A team of researchers at Purdue University were able to convert packing peanuts into high-performance anodes, one of two battery electrodes that contain lithium ions during charging. The new technology will be able to allow people to charge their devices much faster than conventional batteries, which have anodes made from graphite, a material that is 10 times thicker and exhibits far more electrical resistance than the new anodes.
"In our case, if we are lithiating this material during the charging of a battery, it has to travel only one micrometer distance, so you can charge and discharge a battery faster than your commercially available material," says Prof. Vilas Pol of Purdue University in a statement sent to Science Daily. "These electrodes exhibited notably higher lithium-ion storage performance compared to the commercially available graphite anodes."

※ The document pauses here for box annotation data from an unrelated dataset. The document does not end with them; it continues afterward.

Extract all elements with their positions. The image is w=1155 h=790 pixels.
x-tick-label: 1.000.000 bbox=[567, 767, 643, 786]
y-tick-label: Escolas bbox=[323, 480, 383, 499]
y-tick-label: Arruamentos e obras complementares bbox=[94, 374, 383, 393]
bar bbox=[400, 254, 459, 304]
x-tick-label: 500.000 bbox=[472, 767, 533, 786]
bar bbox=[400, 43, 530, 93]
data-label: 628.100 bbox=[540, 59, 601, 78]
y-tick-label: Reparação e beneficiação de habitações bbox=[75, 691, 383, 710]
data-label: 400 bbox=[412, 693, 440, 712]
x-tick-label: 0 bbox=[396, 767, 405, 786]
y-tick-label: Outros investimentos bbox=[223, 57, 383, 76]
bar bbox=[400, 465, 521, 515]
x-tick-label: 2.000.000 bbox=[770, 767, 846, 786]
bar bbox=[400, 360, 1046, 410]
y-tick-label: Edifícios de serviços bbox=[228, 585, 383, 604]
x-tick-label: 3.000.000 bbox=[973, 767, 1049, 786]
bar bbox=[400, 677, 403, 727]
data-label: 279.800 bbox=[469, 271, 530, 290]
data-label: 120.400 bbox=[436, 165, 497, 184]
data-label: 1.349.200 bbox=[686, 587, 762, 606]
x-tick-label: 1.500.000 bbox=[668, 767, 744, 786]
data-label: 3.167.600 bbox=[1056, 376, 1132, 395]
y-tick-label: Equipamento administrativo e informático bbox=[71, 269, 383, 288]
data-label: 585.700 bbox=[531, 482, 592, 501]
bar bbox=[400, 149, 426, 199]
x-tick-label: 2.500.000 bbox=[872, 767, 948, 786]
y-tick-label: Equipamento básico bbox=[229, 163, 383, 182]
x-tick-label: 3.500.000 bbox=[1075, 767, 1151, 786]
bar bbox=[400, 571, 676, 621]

Pol and his team came up with the idea to develop packing peanut anodes when they realized they had too many of them in the shipping boxes that arrived when they were setting up their laboratory.
To develop the new anodes, the researchers heated up both polystyrene and starch-based peanuts "in a furnace under inert atmosphere in the presence or absence of a transition metal salt catalyst." The material is then processed into thin, porous sheets that can provide better contact with the electrolyte that contains the lithium ions. Pol calls the process a "very simple, straightforward approach."
"The process is inexpensive, environmentally benign, and potentially practical for large-scale manufacturing," says postdoctoral research associate Vinodkumar Etacheri. "Microscopic and spectroscopic analyses proved the microstructures and morphologies for superior electrochemical performances are preserved after many charge-discharge cycles."
For now, each packing peanut battery can last with a maximum specific capacity of 420 milliamp hours per gram (mAh/g), which translates into 300 charging cycles without significant capacity loss or around 10 months in a battery's life cycle.
"Future work will include steps to potentially improve performance by further activation to increase the surface area and pore size to improve the electrochemical performance," says Pol.
He also says the new electrode can also be used for sodium-ion batteries.
The new technology will be presented at the 249th American Chemical Society National Meeting & Exposition in Denver ongoing now until Thursday.